Sage taught various courses in European history at the University of Northern Iowa in 1932, but soon developed a strong interest in Iowa history. His first book, published in 1956, was "William Boyd Allison: A Study in Practical Politics," which tracked the career of an influential Iowan in the U.S. Senate at the turn of the century. Well received and reviewed, it was followed by another book, "A History of Iowa," which was published in 1974 by the Iowa State University Press. This effort also gained favorable response. Each book won national recognition in the form of the Award of Merit from the American Association for State and Local History. He also contributed a large number of reviews and articles in a wide variety of specialties within European and American history. In December 1987, he appeared on a program sponsored by the Illinois State Historical Society.

==Retirement==
Sage took what was then mandatory retirement at age 68 in 1967. But the pace of his career never slackened. He continued to offer a course, usually in Iowa history, on campus during the many semesters until 1981, and directed students via correspondence study until 1986. He was honored by his colleagues in the autumn of 1982 for completing fifty years of continuous service. At the ceremony, he was praised for his ability to relate local and state history to the national and international settings. His colleagues and former students planted a maple tree with a plaque, honoring him in 1984. As far as can be determined, he holds the all-time record for continuous service at the University of Northern Iowa (1932–1986).

==Honorary degree==
At the May 1983 commencement ceremony of the University of Northern Iowa, Sage was awarded an honorary Doctor of Humane Letters degree. at which time, the citation praised him as scholar, teacher, and humanist, who shared with his class of grateful students all over the nation, eager to broaden their history knowledge. He was respected and admired as a model teacher-scholar.

==Personal life==
In the community, Sage and his wife were well known for their performances in vocal music, among other activities. He was also a President of the Cedar Falls Rotary Club and President of the Cedar Falls Historical Society. During 1977–1981, he served on the Iowa State Historical Board, including a term as its president. Sage was recognized in 1985 for his services and achievements with an award from Governor Terry Branstad.

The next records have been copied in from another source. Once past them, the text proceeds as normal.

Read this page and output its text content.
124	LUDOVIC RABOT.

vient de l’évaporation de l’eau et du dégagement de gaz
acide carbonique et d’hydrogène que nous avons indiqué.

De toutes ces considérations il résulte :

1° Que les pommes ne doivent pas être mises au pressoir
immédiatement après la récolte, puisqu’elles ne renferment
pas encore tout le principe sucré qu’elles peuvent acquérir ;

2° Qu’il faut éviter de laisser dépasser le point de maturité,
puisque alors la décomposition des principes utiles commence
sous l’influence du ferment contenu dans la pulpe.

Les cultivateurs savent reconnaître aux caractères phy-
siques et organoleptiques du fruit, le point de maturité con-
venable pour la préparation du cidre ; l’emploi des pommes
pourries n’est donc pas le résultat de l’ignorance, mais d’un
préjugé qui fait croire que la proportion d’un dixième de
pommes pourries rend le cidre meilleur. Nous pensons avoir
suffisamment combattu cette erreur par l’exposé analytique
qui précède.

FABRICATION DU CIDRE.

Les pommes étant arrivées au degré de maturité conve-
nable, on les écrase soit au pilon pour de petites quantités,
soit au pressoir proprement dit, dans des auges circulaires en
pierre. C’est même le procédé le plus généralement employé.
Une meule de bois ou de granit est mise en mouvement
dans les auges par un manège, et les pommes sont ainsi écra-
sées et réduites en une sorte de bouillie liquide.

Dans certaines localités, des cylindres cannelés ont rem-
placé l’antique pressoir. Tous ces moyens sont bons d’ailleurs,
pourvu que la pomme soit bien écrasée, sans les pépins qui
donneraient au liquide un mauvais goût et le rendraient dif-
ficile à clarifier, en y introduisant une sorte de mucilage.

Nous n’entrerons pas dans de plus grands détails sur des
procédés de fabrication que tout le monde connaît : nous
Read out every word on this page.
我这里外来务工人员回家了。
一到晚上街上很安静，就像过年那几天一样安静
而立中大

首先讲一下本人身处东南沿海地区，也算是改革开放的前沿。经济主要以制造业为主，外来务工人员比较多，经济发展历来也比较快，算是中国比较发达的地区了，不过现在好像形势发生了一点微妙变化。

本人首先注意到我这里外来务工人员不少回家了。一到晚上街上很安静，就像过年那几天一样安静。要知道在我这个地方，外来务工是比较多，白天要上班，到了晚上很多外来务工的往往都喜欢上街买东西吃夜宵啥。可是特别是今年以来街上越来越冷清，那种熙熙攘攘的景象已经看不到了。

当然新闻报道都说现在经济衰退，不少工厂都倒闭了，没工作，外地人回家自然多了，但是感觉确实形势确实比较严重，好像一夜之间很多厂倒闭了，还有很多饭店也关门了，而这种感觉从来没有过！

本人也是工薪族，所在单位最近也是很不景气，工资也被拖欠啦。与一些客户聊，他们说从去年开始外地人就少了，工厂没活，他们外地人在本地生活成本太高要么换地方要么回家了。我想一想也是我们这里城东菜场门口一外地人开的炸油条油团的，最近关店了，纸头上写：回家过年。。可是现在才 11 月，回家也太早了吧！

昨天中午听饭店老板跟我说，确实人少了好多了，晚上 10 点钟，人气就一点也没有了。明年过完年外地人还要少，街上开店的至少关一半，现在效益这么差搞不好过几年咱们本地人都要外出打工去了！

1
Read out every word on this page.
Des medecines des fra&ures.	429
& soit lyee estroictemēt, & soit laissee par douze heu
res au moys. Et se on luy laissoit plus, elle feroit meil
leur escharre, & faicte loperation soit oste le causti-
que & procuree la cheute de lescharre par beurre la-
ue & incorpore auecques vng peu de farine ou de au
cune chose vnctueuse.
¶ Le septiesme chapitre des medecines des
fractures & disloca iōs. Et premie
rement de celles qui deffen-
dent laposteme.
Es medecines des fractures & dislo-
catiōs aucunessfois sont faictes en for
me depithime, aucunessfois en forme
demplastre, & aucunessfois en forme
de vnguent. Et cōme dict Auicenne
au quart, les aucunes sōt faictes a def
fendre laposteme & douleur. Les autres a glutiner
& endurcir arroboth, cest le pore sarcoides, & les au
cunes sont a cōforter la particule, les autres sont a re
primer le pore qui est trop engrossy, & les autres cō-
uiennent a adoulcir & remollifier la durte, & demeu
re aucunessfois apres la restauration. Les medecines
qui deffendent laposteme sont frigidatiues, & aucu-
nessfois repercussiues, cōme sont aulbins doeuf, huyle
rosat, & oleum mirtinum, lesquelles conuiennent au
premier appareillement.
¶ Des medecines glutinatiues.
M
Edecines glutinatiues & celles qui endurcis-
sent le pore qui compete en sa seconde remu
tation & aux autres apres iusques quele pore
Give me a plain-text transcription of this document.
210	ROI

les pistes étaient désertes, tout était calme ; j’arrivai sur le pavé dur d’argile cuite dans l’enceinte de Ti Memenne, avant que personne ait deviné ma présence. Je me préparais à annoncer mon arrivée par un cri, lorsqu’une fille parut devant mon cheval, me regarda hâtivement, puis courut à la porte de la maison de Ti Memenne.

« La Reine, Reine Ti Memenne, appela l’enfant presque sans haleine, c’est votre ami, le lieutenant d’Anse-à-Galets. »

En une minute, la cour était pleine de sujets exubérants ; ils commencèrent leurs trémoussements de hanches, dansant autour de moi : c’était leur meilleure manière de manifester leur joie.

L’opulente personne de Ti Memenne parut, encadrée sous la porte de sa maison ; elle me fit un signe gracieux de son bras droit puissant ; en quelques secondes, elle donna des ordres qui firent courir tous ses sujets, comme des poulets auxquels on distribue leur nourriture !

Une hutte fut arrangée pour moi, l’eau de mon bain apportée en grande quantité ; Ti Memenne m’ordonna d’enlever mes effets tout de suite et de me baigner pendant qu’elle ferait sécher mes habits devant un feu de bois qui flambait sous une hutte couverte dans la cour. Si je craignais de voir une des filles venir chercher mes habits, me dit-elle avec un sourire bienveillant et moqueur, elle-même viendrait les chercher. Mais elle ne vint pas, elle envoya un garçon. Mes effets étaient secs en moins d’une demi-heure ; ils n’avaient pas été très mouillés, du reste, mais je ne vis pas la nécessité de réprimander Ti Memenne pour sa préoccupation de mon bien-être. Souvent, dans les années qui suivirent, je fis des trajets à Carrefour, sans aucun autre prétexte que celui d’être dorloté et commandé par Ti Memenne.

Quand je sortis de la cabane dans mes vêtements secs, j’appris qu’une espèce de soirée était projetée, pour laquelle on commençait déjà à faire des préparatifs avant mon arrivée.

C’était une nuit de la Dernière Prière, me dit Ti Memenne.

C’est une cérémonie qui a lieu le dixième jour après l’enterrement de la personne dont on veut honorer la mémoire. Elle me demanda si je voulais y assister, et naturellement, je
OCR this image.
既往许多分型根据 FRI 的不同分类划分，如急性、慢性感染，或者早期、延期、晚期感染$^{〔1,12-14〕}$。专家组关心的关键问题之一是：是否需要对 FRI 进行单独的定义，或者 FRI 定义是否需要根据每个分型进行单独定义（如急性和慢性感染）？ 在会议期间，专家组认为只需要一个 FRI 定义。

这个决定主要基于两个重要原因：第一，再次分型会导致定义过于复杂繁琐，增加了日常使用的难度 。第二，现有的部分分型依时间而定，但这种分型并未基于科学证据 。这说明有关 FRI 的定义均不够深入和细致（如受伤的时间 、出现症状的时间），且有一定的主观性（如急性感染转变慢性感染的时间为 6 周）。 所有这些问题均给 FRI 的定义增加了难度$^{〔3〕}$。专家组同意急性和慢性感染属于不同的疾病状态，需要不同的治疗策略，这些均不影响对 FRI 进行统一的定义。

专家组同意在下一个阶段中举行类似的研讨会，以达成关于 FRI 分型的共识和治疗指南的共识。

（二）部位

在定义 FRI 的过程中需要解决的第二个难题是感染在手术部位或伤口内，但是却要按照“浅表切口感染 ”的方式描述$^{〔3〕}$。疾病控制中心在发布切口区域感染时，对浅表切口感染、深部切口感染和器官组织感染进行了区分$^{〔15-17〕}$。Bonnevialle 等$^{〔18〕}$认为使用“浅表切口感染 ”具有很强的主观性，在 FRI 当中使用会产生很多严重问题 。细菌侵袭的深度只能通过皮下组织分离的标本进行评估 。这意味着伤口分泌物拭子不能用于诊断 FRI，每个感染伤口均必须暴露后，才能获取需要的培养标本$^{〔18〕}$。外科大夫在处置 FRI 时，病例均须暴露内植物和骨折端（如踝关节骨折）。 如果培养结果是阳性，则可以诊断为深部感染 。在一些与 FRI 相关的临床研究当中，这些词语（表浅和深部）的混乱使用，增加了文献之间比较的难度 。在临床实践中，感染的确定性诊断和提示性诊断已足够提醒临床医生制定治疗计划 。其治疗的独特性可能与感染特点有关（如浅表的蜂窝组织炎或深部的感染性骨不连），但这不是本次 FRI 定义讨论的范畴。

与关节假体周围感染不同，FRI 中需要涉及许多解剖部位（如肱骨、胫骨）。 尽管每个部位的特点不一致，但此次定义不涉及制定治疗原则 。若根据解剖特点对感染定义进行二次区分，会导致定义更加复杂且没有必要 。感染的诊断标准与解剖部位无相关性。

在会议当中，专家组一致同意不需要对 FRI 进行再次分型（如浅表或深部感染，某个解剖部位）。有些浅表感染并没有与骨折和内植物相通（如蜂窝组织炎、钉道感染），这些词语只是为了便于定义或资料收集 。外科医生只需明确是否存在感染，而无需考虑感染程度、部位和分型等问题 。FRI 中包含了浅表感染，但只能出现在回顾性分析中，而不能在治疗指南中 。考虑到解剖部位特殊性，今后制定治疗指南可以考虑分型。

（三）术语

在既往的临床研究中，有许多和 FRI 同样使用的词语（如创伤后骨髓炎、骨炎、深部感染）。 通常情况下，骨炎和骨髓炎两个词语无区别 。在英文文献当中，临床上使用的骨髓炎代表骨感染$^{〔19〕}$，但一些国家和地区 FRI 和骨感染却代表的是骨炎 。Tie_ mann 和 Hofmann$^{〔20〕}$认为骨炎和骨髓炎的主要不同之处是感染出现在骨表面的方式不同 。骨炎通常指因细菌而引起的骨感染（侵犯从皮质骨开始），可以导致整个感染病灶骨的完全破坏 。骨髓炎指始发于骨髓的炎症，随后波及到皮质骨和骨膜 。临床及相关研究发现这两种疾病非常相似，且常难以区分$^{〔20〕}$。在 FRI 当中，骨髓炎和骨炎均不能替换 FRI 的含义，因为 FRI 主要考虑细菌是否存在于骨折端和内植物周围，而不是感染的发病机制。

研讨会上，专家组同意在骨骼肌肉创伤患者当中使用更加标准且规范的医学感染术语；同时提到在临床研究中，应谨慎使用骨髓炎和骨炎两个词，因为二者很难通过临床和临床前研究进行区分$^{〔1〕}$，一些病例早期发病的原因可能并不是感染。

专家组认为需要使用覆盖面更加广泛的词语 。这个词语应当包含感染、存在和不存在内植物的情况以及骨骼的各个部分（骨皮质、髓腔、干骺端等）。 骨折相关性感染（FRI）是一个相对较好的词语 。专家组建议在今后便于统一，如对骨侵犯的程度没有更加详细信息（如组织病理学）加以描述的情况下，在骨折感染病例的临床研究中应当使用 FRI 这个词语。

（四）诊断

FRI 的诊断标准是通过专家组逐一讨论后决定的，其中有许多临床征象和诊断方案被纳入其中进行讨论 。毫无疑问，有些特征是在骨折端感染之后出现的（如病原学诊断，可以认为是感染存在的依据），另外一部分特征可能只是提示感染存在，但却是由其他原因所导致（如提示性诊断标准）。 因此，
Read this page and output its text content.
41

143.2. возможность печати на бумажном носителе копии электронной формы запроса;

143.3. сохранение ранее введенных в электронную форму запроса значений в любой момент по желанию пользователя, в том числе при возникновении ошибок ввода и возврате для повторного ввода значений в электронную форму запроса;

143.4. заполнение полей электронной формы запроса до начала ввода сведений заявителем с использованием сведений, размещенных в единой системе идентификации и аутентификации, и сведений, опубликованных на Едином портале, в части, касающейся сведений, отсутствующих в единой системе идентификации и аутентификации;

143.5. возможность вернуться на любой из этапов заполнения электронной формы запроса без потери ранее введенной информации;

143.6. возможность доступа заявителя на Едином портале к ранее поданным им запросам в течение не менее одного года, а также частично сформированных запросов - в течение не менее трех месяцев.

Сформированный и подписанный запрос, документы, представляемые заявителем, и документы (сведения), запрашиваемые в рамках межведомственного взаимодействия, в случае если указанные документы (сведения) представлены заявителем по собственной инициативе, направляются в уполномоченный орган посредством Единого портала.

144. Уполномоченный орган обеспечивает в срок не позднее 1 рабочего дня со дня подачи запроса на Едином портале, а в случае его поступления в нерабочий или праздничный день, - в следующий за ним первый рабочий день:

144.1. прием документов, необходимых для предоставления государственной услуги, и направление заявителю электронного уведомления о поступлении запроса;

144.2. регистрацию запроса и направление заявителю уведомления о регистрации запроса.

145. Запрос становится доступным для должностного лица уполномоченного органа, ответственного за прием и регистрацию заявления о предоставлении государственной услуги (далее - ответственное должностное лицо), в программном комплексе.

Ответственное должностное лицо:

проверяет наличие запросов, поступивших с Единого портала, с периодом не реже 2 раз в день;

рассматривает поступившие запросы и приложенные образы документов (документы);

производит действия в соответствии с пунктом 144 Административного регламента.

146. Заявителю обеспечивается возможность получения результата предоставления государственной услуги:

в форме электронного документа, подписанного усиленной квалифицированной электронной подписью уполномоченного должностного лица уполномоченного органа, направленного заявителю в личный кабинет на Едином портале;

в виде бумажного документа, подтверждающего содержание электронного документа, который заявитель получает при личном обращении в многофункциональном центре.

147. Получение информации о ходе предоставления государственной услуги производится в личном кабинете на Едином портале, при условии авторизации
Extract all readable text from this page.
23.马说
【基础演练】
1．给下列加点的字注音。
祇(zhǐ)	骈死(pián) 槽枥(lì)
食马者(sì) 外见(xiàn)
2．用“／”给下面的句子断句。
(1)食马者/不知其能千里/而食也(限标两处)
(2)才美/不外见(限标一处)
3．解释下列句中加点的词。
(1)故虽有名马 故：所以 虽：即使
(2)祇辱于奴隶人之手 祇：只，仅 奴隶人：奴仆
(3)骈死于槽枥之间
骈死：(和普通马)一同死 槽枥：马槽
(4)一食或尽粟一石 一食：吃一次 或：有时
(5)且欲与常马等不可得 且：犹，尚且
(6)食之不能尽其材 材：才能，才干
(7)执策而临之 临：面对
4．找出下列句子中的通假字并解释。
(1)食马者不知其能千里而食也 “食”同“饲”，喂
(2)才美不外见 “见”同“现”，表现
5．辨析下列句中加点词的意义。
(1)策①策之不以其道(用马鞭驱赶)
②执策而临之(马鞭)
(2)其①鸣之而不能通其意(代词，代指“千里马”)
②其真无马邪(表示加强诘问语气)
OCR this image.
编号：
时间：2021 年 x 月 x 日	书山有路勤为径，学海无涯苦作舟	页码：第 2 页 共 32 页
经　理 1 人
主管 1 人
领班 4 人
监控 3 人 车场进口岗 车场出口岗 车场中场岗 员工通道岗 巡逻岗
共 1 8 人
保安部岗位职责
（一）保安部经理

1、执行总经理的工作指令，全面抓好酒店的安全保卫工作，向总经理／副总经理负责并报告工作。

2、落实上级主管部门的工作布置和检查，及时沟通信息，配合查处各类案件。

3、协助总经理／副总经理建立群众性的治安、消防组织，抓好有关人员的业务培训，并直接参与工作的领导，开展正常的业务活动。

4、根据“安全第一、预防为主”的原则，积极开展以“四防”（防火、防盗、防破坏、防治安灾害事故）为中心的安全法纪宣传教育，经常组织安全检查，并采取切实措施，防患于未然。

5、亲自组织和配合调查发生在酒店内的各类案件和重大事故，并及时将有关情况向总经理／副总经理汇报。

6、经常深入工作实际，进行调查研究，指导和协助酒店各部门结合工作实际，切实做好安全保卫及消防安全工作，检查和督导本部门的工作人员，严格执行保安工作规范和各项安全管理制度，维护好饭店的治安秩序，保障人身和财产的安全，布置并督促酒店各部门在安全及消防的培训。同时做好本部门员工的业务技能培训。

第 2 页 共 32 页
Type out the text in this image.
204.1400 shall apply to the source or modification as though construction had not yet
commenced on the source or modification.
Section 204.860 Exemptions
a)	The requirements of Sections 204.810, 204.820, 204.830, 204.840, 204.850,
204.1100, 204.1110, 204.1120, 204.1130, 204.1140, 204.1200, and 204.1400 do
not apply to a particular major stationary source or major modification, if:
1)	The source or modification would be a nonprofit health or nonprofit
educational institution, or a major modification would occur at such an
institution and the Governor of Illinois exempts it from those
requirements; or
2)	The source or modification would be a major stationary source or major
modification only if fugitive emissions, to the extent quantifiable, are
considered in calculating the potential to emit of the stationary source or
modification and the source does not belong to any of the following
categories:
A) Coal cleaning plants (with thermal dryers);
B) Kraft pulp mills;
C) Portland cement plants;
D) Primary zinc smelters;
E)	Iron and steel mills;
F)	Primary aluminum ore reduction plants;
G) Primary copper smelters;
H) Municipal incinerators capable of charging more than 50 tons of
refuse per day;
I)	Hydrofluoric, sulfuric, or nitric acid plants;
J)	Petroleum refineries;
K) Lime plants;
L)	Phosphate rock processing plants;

In the spring of 1988, as he prepared for the move to Iowa City, colleagues and friends praised Sage as an urbane gentleman, who even then sought new academic challenges in the form of additional research and writing from the holdings of the State Historical Society. They added, too, that at state and national history meetings, numerous inquiries continued to be directed toward his writings and well-being. Sage was engaged in the writing of several projects at the time of his death in 1989, at age 89.